E64 E128 E192 E256 F64 F128 F192 F256 R64 R128 R192 R256
X1 X2 X3 X4 Y1 Y2 Y3 Y4 Z1 Z2 Z3 Z4
XN_1 XN_2 XN_3 XN_4 YN_1 YN_2 YN_3 YN_4 ZN_1 ZN_2 ZN_3 ZN_4

Assuming this, we see that the ratio with tables of 2^64 bit elements for an addition, mul, XOR or any F(x,y)->z is of 12columns/256bit-num operation. So according to @shumo the best case scenario we have now would be of 12columns/256bit-num operation with a feasible-to-build SRS size.

Note that if the lookup can’t be of 2^256 bit elements directly, we’re forced to have some sort of decompositions of the numbers we want to use. This means that we not only need the lookups but also some custom gate or similar thing to perform the decomposition into limbs of base 2^64.

There are two parts where this really concerns me:

  1. Each new operation we want to support (Assume we have Addition and we want Multiplication for example) will require to add 4 more columns with all of the 2^64 possible results of the limb permutation operations that would form the 2^256 possibilities.

This is quite bad and barely optimal. And not in regards proving time specially. But rather setup time. We need to compute 4 new commitments per operation we want to add support for. That means 4 new MSMs and the argument required by the lookup too. And considering we are managing polynomials of 2^64 elements, this might not me a quick task. Even with GPU or similar stuff.

  1. We still need the permutation argument and all the rest of stuff until we can’t lookup directly 2^256-bit numbers. Mainly because there’s no way to compose/decompose the elements into 64-bit limbs unless we use custom gates. Which will then add more commitments. Which will already be extended due to the length of the tables and the Degree finally required by the circuit.

Things I’d like to see/explore:

  • Shouldn’t we be able to express all the possible 8-bit operations we need and then, operate with the byte representations of the Field Elements that we use? I know this sounds a bit crazy. But what if we could define our tables of all of the 8-bit operations and the necessary 16-bit columns that derive into 8-bit limb decomposition when needed?
    So for example, imagine we have a multiplication of 2 bytes. We could first define the columns for Inp1, Inp2 and 16-bit Out. Then, define a decomposition op which would give us the resulting 8-bit limb and the remainder which needs to be added to the other limb etc…
    This is something that came to my mind some times already, and that might be useless, but might also be another perspective to look at the problem from.

  • Could we modelate lookup arguments as Bloom Filters for example? Given an entry (x,y,z) for example where X,Y are inputs and Z an output, run through a high precision Bloom Filter to check that the relation is indeed one of the accepted ones.
    This is also, another idea that sometimes poped on my head. Again, could be completelly useless too. But I think that maybe, lookup singularity might arrive from a change of perspective over the problem, rather than minor optimizations over the previous protocol we had.

2 Likes

We are definitely a ways away from the lookup singularity.

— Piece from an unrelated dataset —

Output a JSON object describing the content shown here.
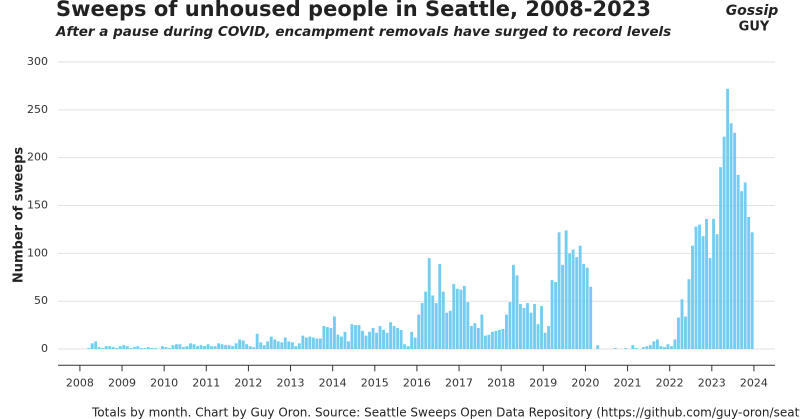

One way to get there is to try and find a lookup argument which is better than linear setup time in the size of the table. Tho there might be an impossibility result here. Something about having to include information about every possible result of the computation.

The other way we can over come this is to think about how the elements of our table are very repeated. So we may be able to take advantage of this to build tables with better than linear setup time. For example

  • we want to calculate the a xor b

  • assume a and b are 1 bit

  • Our table is

A B Result
0 0 0
1 0 1
0 1 1
1 1 0
  • Note that the result is commutative. Meaning if you switch A and B the result is the same

  • We can leverage this if our lookup argument can check for A , B AND B , A

  • This also works for addition , multiplication and any other operation that is commutative

  • This should reduce our look table size by 1/2

So its definitely possible to have a sub-linear setup time assuming we can make our lookup arguments allow for for this kind of AND behavior.